According to the findings of the present study, the perceived benefits did not show to be a predictor of self-medication preventive behaviors. In many studies, the perceived benefits were the strongest predictor of self-medication preventive behaviors (31). The results of the current study have shown the excess of one degree in perceived benefits, decreased the probability of self-medication to 0.089. Another result of the study was the correlation between the perceived benefits and perceived barriers that were shown to have a significant and negative correlation. However, a meta-analysis of 18 studies by Carpenter showed that the perceived barriers and perceived benefits have been two important predictors of prevention of unhealthy behaviors in the health belief model (10). Ultimately, the aim of the study and economic and cultural characteristics of people led to the differences in results. The perceived benefits were shown to be significantly correlated with safe behaviors in some other investigations (32).

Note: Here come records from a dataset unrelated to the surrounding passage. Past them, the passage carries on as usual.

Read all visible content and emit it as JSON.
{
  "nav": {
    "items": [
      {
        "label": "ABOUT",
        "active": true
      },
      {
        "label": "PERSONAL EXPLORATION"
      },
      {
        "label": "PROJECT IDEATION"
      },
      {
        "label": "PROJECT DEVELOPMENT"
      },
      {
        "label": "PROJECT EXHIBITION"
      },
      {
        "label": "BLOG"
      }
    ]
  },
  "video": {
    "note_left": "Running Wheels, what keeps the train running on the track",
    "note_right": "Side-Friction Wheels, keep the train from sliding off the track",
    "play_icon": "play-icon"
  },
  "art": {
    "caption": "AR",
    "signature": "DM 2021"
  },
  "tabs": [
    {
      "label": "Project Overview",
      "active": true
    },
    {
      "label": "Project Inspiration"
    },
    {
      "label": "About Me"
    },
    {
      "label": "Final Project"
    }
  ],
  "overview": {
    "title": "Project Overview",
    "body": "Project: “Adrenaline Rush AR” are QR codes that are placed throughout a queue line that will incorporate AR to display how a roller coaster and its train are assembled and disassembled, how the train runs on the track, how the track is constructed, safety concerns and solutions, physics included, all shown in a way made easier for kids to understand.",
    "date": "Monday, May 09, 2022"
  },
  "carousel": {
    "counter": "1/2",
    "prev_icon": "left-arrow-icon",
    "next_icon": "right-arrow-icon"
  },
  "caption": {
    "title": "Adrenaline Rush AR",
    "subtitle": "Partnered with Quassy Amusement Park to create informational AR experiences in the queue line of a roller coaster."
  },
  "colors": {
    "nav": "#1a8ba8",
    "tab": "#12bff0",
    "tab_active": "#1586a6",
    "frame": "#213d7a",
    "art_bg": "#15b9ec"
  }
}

So, it seems that pointing out the benefits through intervention and increased knowledge can promote safe behaviors in the best way.

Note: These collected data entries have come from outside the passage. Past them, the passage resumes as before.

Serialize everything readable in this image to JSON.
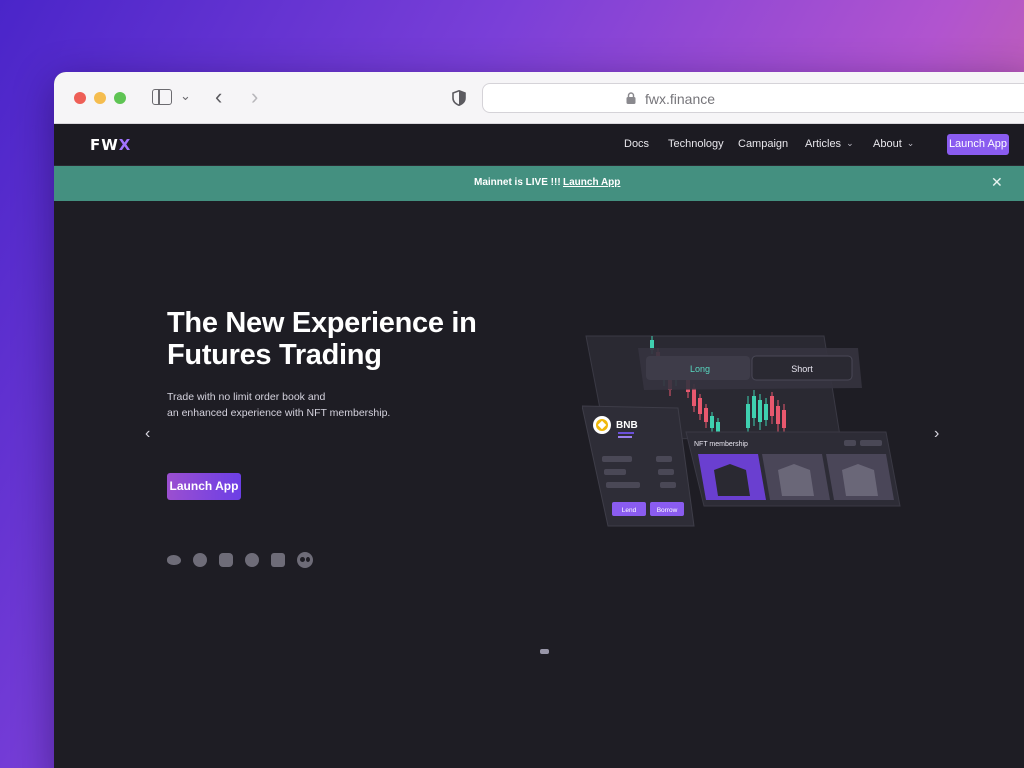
{
  "browser": {
    "url": "fwx.finance"
  },
  "header": {
    "logo": "FWX",
    "nav": [
      {
        "label": "Docs",
        "has_dropdown": false
      },
      {
        "label": "Technology",
        "has_dropdown": false
      },
      {
        "label": "Campaign",
        "has_dropdown": false
      },
      {
        "label": "Articles",
        "has_dropdown": true
      },
      {
        "label": "About",
        "has_dropdown": true
      }
    ],
    "cta": "Launch App",
    "accent": "#8a5cf0"
  },
  "banner": {
    "message": "Mainnet is LIVE !!!",
    "link": "Launch App",
    "background": "#449080"
  },
  "hero": {
    "title_line1": "The New Experience in",
    "title_line2": "Futures Trading",
    "subtitle_line1": "Trade with no limit order book and",
    "subtitle_line2": "an enhanced experience with NFT membership.",
    "cta": "Launch App",
    "socials": [
      "twitter-icon",
      "telegram-icon",
      "discord-icon",
      "facebook-icon",
      "youtube-icon",
      "medium-icon"
    ]
  },
  "illustration": {
    "toggle_long": "Long",
    "toggle_short": "Short",
    "token": "BNB",
    "nft_label": "NFT membership",
    "lend": "Lend",
    "borrow": "Borrow"
  }
}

According to the present findings, self-efficacy did not seem to be a predictor of self-medication preventive behaviors. Similar to the findings of this study, a study done by Gillibrand did not show such an association in diabetes (33). However, in another research, the self-efficacy was the strongest predictor of self-medication preventive behaviors (34). The results of the present study have shown the excess of one degree in self-efficacy, decreased the probability of self-medication’s preventive behaviors to 0.065. Another study’s findings showed no significant correlation between self-efficacy and self-medication’s preventive behaviors. Despite this, other research proved the impact of this construct on self-medication’s preventive behaviors (35).

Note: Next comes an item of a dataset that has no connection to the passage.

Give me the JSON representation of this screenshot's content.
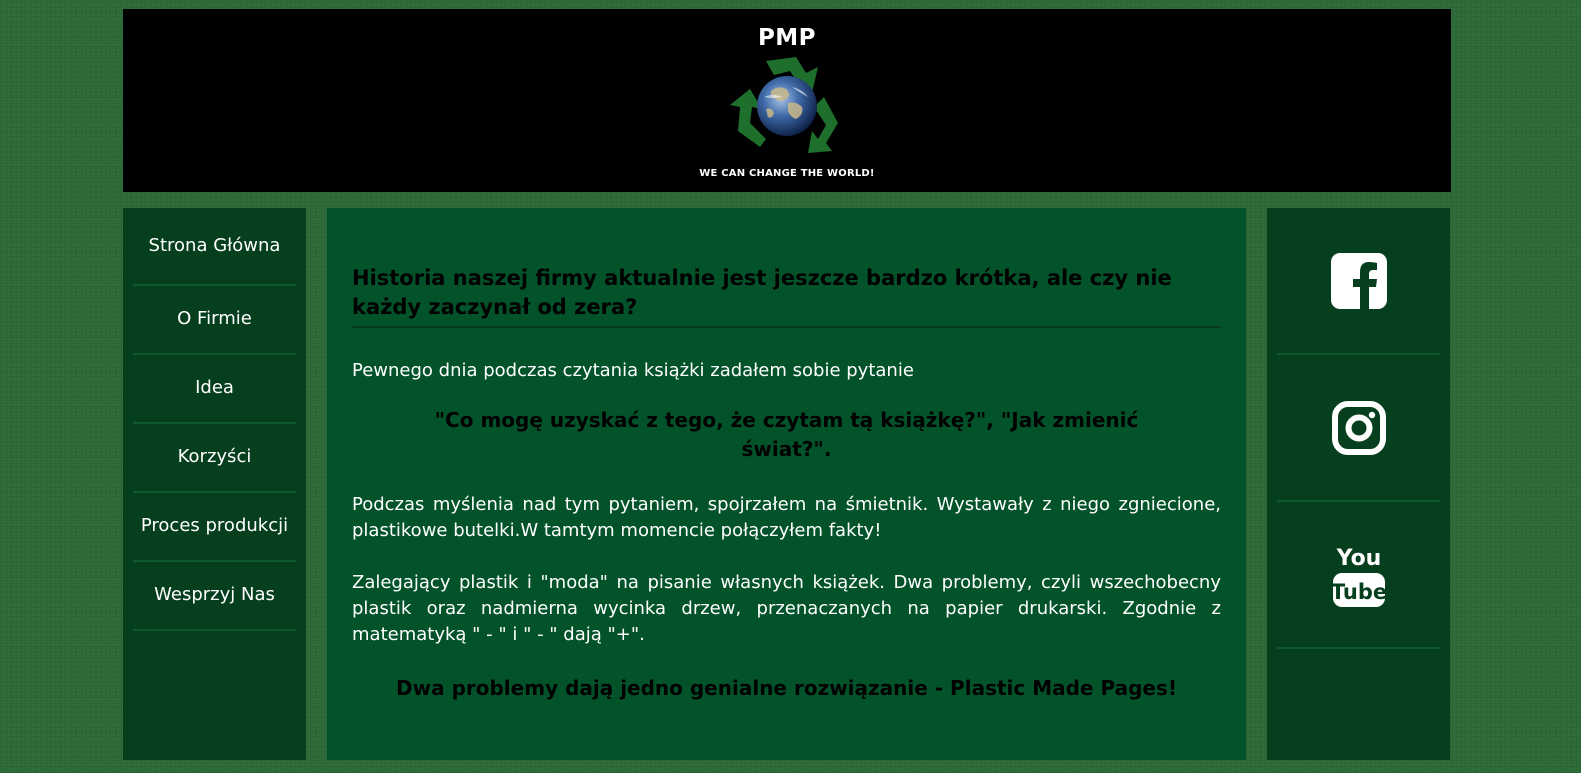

Like all investigations, the present research had some limitations, including the gender of the participants (who were only women), the method of data collection, and the sample size. The other limitation was the lack of generalization of the results in the community. Another limitation of this study was that some factors such as personality characteristics, individual differences, and psychological-mental state of the respondents at the time of completing the questionnaire could not be controlled. The use of a self-report method was another limitation of the current study, which could affect data quality.

5.1. Conclusions

Regarding the results of this study, only four percent of Health Belief Model Constructs could predict the preventive behavior in self-medication. Based on the weak prediction of model constructs and the findings of analysis, there is a need to focus on the benefits, perceived susceptibility, and perceived barriers in designing health promotion programs.